View slow query logs in the HoloWeb console

A feature is released to allow you to view slow query logs in the HoloWeb console. For more information, see Query and analyze slow query logs.

Configuration items

Hologres provides the following configuration items to allow you to customize the collection configuration of slow query logs:
  • log_min_duration_statement
    • Description
      This configuration item is used to specify a threshold of the amount of time consumed by queries for log collection. By default, Hologres collects the logs of slow queries that consume more than 100 ms. You can use this configuration item to specify the scope of slow query logs to be collected. If the amount of time consumed by a slow query is equal to or larger than the specified value, the log of the slow query is collected. The log contains information such as the SQL statement and the amount of time consumed.

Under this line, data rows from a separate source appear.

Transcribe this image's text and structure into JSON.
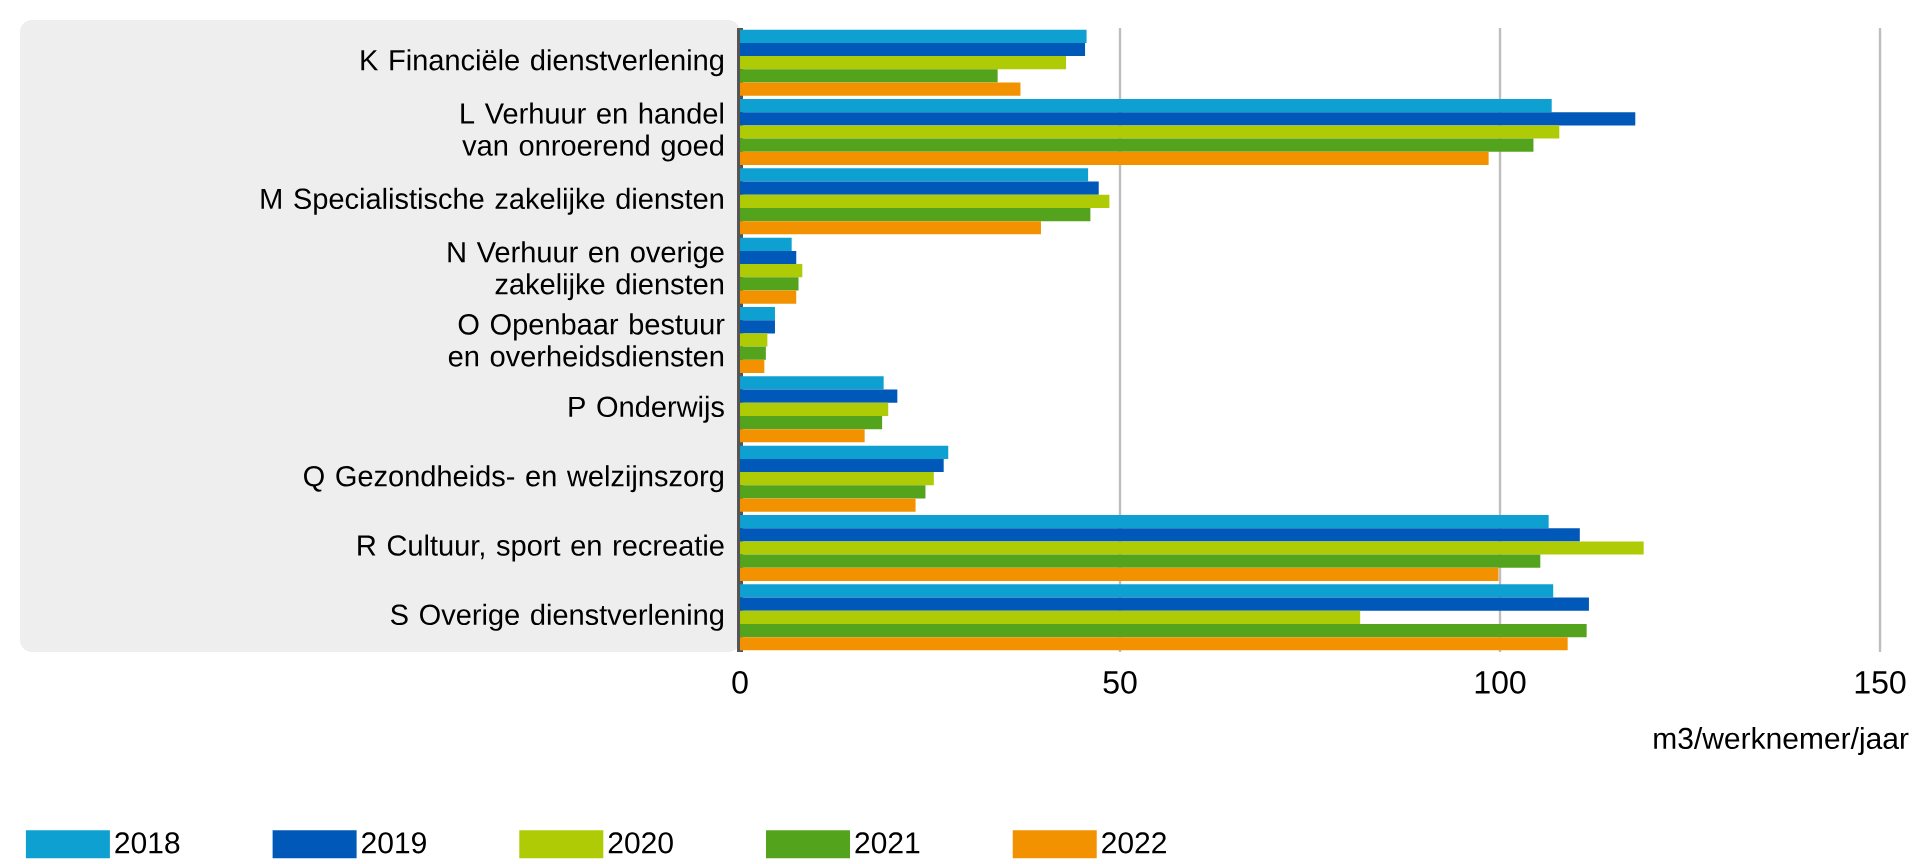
{
  "chart_data": {
    "type": "bar",
    "orientation": "horizontal",
    "categories": [
      "K Financiële dienstverlening",
      "L Verhuur en handel van onroerend goed",
      "M Specialistische zakelijke diensten",
      "N Verhuur en overige zakelijke diensten",
      "O Openbaar bestuur en overheidsdiensten",
      "P Onderwijs",
      "Q Gezondheids- en welzijnszorg",
      "R Cultuur, sport en recreatie",
      "S Overige dienstverlening"
    ],
    "series": [
      {
        "name": "2018",
        "color": "#0ea0d0",
        "values": [
          45.6,
          106.8,
          45.8,
          6.8,
          4.6,
          18.9,
          27.4,
          106.4,
          107.0
        ]
      },
      {
        "name": "2019",
        "color": "#0058b8",
        "values": [
          45.4,
          117.8,
          47.2,
          7.4,
          4.6,
          20.7,
          26.8,
          110.5,
          111.7
        ]
      },
      {
        "name": "2020",
        "color": "#afcb05",
        "values": [
          42.9,
          107.8,
          48.6,
          8.2,
          3.6,
          19.5,
          25.5,
          118.9,
          81.6
        ]
      },
      {
        "name": "2021",
        "color": "#53a31d",
        "values": [
          33.9,
          104.4,
          46.1,
          7.7,
          3.4,
          18.7,
          24.4,
          105.3,
          111.4
        ]
      },
      {
        "name": "2022",
        "color": "#f39200",
        "values": [
          36.9,
          98.5,
          39.6,
          7.4,
          3.2,
          16.4,
          23.1,
          99.8,
          108.9
        ]
      }
    ],
    "xlabel": "m3/werknemer/jaar",
    "xlim": [
      0,
      150
    ],
    "xticks": [
      0,
      50,
      100,
      150
    ],
    "grid": "x",
    "legend": "bottom"
  }
}
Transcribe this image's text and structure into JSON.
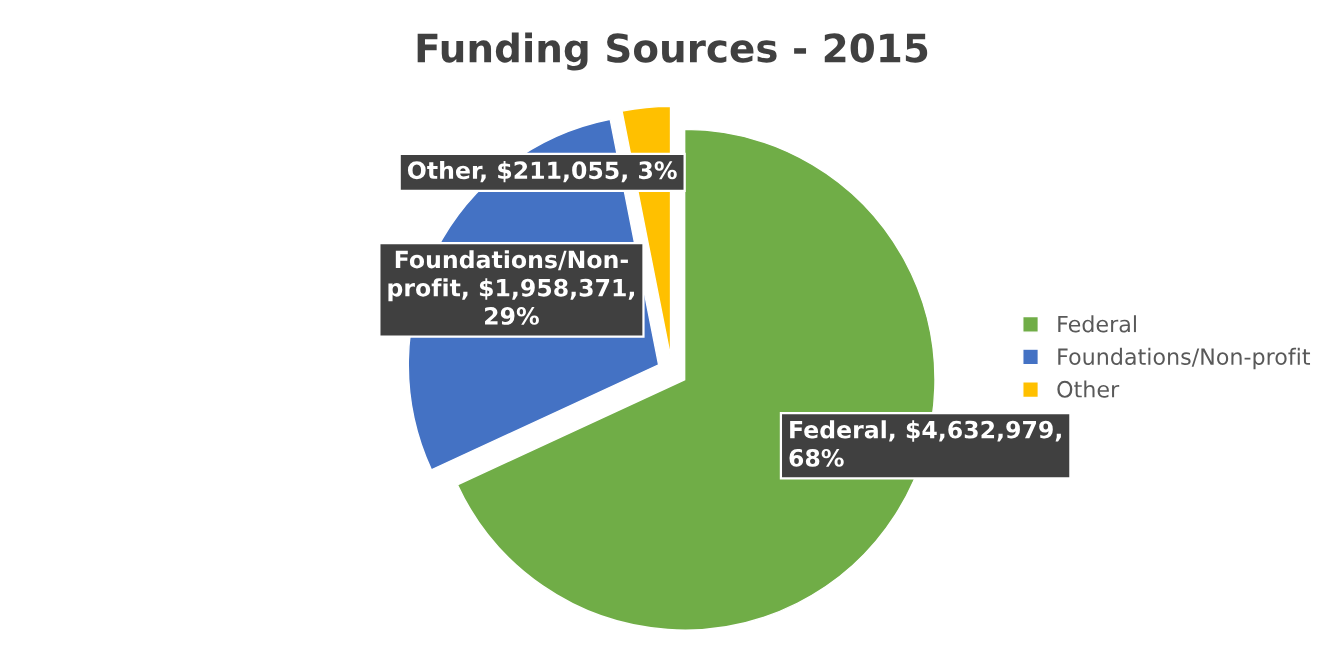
{
  "chart_data": {
    "type": "pie",
    "title": "Funding Sources - 2015",
    "categories": [
      "Federal",
      "Foundations/Non-profit",
      "Other"
    ],
    "values": [
      4632979,
      1958371,
      211055
    ],
    "colors": [
      "#70ad47",
      "#4472c4",
      "#ffc000"
    ],
    "value_labels": [
      "Federal, $4,632,979,\n68%",
      "Foundations/Non-\nprofit, $1,958,371,\n29%",
      "Other, $211,055, 3%"
    ],
    "legend": "right"
  }
}
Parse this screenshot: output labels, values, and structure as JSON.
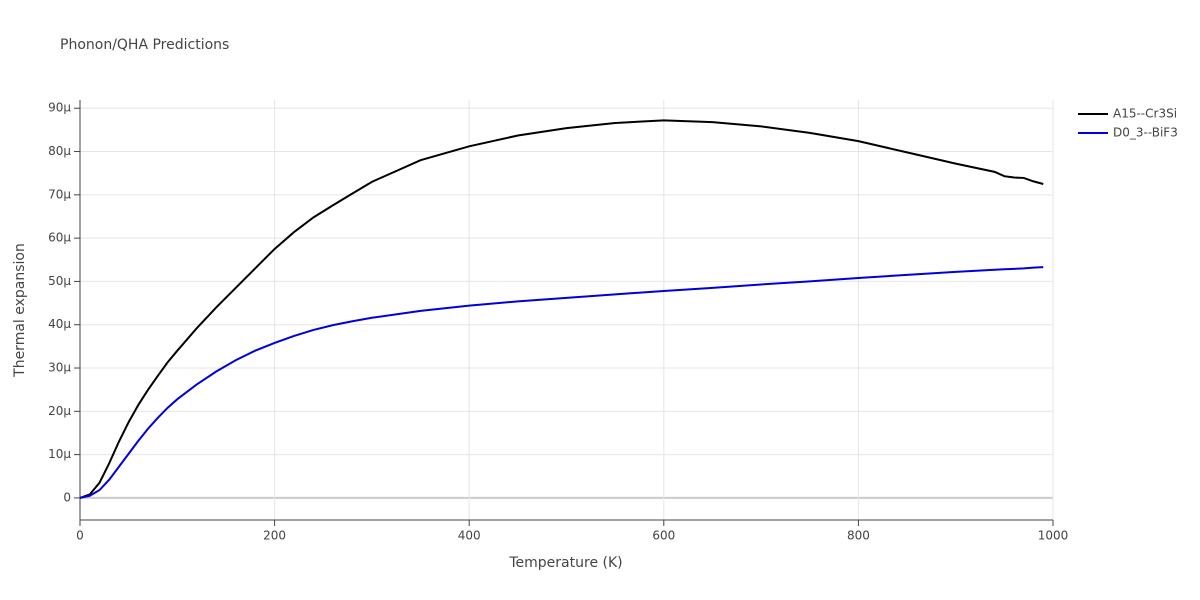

A value of -1 indicates that no slow query logs are collected.
      Note Only superusers can modify this configuration item.
    • Examples
      • Execute the following statement to collect the logs of slow queries that consume more than 10s for the current database as a superuser:
        ALTER DATABASE dbname SET log_min_duration_statement = '10s';
      • Execute the following statement to collect the logs of slow queries that consume more than 10s for the current session as a regular user:
        SET log_min_duration_statement = '10s';
  • log_min_duration_query_stats
    • Description
      This configuration item is used to specify a threshold of the amount of time consumed by queries for the collection of runtime statistics. By default, Hologres collects the runtime statistics of slow queries that consume more than 10s. You can use this configuration item to specify the scope of slow queries whose runtime statistics are to be collected. If the amount of time consumed by a slow query is equal to or larger than the specified value, the runtime statistics of the slow query are collected. The runtime statistics include the statistics of all query stages. A value of -1 indicates that no runtime statistics of slow queries are collected. Such statistics require large storage space. The more runtime statistics Hologres collects, the slower the speed of querying and analyzing slow query logs is. Therefore, we recommend that you specify a value equal to or larger than 10s in general scenarios. Specify a value smaller than 10s only when you troubleshoot specific issues.
      Note Regular users are allowed to modify this configuration item based on business requirements.
    • Examples
      • Execute the following statement to collect the runtime statistics of slow queries that consume more than 10s for the current database as a superuser:
        ALTER DATABASE dbname SET log_min_duration_query_stats = '10s';
      • Execute the following statement to collect the runtime statistics of slow queries that consume more than 10s for the current session as a regular user:
        SET log_min_duration_query_stats = '10s';
  • log_min_duration_query_plan
    • Description
      This configuration item is used to specify a threshold of the amount of time consumed by queries for the collection of execution plans. By default, Hologres collects the execution plans of slow queries that consume more than 10s. If the amount of time consumed by a slow query is equal to or larger than the specified value, the execution plan of the slow query is collected. By default, you can execute the EXPLAIN statement to query execution plans in real time and you do not need to collect such data. A value of -1 indicates that no execution plans of slow queries are collected.
      Note Regular users are allowed to modify this configuration item based on business requirements.
    • Examples
      • Execute the following statement to collect the execution plans of slow queries that consume more than 10s for the current database as a superuser:
        ALTER DATABASE dbname SET log_min_duration_query_plan = '10s';
      • Execute the following statement to collect the execution plans of slow queries that consume more than 10s for the current session as a regular user:
        SET log_min_duration_query_plan = '10s';